With respect to performance, is it worth dynamically switching between ear clipping and convex polygon triangulation?

Hi,

I’m working on floor placement that works via triangulation. We are using an implementation of the ear clipping algorithm but I’m debating a second implementation for specifically convex polygons due to how cheap it is (it’s just drawing an edge between vertex 1 to every other edge except for the previous and next vertex) versus our ear clipping algorithm which is done in O(n3) time if I counted correctly.

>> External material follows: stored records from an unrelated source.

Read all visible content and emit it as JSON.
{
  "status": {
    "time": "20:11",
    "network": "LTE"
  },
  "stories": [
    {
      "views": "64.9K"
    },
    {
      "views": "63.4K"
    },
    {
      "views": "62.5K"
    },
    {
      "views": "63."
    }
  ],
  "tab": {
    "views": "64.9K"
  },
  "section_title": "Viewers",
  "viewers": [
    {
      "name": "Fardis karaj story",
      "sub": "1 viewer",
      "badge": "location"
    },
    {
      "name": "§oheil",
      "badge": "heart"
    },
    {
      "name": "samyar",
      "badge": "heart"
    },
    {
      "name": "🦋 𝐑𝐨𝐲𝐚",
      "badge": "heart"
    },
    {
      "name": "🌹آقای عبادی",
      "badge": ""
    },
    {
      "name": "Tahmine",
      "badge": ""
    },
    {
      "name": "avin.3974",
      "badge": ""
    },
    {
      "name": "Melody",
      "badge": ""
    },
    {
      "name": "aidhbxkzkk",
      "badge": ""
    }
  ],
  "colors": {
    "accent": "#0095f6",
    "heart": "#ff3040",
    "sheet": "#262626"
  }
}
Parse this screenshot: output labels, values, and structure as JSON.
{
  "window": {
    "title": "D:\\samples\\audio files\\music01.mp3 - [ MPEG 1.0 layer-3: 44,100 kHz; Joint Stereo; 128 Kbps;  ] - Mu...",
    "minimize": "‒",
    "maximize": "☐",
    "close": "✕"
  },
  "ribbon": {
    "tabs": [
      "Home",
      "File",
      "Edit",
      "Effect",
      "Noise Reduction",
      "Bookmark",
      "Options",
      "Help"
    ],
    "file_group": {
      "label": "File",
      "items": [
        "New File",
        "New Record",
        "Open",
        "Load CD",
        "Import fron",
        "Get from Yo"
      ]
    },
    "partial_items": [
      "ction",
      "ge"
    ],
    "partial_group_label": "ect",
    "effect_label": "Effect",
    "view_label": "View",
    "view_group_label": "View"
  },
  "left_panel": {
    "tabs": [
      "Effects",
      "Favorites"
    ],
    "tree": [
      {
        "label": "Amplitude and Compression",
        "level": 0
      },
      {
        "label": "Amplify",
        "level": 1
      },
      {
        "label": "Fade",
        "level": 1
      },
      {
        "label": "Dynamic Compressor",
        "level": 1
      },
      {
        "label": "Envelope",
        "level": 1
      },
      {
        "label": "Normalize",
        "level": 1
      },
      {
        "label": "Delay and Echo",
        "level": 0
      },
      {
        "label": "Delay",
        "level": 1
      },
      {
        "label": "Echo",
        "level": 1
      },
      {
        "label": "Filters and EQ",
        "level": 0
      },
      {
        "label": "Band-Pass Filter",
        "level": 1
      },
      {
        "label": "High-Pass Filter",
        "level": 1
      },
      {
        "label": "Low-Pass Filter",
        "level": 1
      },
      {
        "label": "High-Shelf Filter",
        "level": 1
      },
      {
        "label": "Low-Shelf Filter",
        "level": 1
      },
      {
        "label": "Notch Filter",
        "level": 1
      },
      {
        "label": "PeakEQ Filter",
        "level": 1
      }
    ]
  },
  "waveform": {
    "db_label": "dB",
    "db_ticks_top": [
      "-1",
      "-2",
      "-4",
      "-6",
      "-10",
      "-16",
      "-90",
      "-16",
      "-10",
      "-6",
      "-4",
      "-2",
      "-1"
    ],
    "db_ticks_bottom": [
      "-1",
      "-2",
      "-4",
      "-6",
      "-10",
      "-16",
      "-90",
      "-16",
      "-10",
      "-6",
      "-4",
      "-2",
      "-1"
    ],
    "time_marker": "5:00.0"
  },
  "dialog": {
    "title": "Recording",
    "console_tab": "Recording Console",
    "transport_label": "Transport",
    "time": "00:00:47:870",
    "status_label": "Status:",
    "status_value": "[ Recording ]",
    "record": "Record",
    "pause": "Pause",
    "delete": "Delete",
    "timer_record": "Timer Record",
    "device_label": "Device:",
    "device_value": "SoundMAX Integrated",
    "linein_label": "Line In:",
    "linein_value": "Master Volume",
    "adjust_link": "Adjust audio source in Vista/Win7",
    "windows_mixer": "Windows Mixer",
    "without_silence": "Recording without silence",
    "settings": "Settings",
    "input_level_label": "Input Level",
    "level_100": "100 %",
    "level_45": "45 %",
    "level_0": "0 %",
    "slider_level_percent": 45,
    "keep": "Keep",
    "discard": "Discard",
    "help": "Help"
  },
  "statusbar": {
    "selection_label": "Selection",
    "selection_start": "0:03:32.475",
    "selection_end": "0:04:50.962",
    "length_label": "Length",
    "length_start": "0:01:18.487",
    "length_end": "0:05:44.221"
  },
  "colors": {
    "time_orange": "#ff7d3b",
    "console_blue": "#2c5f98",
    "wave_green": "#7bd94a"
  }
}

So I’m wondering if anyone has any insight on whether or not it’s worth switching between the 2 dynamically because of the performance benefits? It will take up more memory because it’s a whole other function, and I need to initially iterate over all the points to determine that the polygon has no concave vertices and to determine winding order. However if the polygon is convex, it will also take much less time to triangulate than using ear clipping.

Thoughts?

I’m not aware of that function. What’s ear clipping?

Anyways, if you have both of the methods set up, you can try to benchmark them.

It’s an easily implemented triangulation algorithm that provides high-quality triangulations that also works with concave polygons by repeatedly cutting off ear tips until only 3 vertices remain.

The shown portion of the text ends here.